Dans ce contexte, la France pourrait aider au rassemblement des oppositions démocratiques iraniennes qui partagent les mêmes valeurs universelles qu’elles, en soutenant et en aidant par exemple à la création d’une plateforme de dialogue.

Une telle initiative aurait un impact considérable à travers tout l’Iran. En parallèle, le maintien des sanctions, ainsi que l'utilisation de la pression diplomatique, pourraient faire office de leviers qui obligeraient le régime à faire des compromis sérieux.  À ce titre, l'anniversaire de la révolte de "Mahsa", le 16 septembre prochain, offre une opportunité historique - mais bien éphémère - à la France et aux démocraties occidentales pour jouer un tel rôle de soutien. Mais elles doivent savoir que les Iraniens attendent un geste fort, un geste historique et symbolique, qui pourrait être le fait du président français, la France tenant une place particulière dans l’histoire et le cœur des Iraniens.

Bien sûr, cela ne peut se faire qu’à la condition que les leaders des différents courants de l’opposition démocratique iranienne, à l’intérieur comme à l’extérieur du pays, soient prêts à la cohésion et fassent abstraction de leurs intérêts personnels. Car la France, bien sûr, ne peut aider que ceux qui s’en donnent les moyens. La bonne nouvelle, c’est que ces derniers - qu’ils soient apolitiques, monarchistes, de gauche, libéraux, Kurdes ou Baloutches - en ont conscience et que, dans leur majorité, ils y sont prêts. 

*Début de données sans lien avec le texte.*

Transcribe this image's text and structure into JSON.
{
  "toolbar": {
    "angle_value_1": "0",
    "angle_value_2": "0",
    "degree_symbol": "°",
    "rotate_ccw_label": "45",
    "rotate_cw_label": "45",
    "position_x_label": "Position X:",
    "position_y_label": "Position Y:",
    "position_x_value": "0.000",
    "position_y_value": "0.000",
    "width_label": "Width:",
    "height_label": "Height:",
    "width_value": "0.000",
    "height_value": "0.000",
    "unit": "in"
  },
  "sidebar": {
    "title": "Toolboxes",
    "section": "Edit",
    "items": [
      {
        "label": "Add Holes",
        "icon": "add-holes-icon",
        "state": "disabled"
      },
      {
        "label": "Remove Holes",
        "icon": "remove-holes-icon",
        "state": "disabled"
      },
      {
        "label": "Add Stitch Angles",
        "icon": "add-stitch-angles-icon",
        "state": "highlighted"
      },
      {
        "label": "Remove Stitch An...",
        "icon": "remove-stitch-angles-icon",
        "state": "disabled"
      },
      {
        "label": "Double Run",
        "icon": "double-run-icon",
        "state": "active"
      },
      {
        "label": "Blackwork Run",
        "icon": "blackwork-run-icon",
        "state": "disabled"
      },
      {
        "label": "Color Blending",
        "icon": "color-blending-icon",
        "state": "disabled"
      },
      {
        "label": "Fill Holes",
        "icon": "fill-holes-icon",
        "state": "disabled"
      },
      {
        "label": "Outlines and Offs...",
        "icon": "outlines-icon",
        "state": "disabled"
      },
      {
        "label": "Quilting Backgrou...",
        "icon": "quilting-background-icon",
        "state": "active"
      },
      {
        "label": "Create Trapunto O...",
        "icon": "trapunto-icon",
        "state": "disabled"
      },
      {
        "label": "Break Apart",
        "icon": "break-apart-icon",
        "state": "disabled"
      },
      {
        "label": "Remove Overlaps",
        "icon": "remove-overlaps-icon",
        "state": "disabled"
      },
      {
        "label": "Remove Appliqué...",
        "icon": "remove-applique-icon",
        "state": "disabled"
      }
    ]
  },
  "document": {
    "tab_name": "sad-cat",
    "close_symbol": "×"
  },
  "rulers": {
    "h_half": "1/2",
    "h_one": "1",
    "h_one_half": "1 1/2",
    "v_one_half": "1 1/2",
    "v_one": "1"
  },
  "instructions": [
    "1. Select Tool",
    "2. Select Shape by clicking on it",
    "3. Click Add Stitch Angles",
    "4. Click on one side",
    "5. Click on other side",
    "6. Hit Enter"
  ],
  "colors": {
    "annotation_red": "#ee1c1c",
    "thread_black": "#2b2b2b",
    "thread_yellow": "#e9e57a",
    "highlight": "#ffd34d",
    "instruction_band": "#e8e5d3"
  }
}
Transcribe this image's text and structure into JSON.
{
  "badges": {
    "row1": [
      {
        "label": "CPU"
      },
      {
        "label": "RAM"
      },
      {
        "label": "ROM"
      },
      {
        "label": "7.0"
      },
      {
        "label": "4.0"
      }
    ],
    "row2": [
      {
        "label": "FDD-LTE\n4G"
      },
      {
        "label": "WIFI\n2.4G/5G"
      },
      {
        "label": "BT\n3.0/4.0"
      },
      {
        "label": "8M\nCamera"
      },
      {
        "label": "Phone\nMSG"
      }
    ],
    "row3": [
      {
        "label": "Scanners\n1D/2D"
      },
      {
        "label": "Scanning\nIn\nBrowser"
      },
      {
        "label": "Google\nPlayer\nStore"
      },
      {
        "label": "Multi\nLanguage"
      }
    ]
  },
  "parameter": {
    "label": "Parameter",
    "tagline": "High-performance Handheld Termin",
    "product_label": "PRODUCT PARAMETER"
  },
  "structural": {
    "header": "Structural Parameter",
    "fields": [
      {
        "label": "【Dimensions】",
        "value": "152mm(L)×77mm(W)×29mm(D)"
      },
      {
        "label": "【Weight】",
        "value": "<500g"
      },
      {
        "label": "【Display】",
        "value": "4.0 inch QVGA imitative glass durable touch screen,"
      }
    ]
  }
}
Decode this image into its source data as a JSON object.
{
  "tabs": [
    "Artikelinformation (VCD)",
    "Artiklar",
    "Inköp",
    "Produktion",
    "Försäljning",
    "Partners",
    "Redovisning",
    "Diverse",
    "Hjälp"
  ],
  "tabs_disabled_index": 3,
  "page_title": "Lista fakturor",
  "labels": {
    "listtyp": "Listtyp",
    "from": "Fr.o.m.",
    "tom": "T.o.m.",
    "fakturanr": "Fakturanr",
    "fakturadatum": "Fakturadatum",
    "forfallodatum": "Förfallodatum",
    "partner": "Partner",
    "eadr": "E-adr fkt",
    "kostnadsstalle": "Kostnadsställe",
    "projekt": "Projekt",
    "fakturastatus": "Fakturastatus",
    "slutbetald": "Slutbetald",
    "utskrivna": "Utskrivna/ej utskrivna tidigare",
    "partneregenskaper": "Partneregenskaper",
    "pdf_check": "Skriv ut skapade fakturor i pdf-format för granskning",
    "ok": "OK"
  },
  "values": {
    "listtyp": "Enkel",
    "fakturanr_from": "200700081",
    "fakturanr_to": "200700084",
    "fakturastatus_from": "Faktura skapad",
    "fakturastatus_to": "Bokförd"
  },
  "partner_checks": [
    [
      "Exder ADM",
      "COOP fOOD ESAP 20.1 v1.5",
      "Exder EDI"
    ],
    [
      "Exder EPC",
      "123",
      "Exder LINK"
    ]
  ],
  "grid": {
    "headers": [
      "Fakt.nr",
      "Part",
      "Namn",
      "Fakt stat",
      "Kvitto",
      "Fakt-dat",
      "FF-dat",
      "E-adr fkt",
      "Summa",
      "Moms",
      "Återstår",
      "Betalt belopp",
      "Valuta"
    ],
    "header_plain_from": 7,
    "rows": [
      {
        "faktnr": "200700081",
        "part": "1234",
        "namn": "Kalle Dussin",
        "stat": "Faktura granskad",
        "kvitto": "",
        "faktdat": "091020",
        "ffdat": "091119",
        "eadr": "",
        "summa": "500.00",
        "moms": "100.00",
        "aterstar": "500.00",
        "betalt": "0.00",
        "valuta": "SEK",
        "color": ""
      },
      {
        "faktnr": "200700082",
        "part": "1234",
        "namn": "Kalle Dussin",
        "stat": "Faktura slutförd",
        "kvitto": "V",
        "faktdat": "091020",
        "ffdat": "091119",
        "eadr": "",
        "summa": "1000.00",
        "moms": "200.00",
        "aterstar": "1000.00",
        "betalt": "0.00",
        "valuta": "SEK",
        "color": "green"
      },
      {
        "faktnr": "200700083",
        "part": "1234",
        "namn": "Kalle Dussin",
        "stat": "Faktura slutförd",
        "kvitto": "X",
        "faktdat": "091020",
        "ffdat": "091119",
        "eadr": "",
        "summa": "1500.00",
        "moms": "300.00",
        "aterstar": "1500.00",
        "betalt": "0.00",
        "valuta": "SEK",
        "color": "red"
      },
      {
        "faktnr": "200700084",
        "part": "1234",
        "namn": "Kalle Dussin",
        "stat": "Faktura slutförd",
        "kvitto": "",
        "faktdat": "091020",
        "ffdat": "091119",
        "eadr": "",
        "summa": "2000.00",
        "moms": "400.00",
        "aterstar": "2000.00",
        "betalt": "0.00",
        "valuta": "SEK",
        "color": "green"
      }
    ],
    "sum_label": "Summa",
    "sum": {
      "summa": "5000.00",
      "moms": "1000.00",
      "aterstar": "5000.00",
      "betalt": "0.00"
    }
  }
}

Il faut, dès lors, leur faire confiance. Car certains du soutien de la France, qui pourrait ouvrir la voie à celui des grandes démocraties occidentales, ils pourraient bien accélérer le cours de l’histoire iranienne, la République islamique étant de toutes façons vouée à sombrer tôt ou tard du fait de la multiplicité de crises auxquelles elle fait face sans être capable d’une autre réponse que celle de la violence.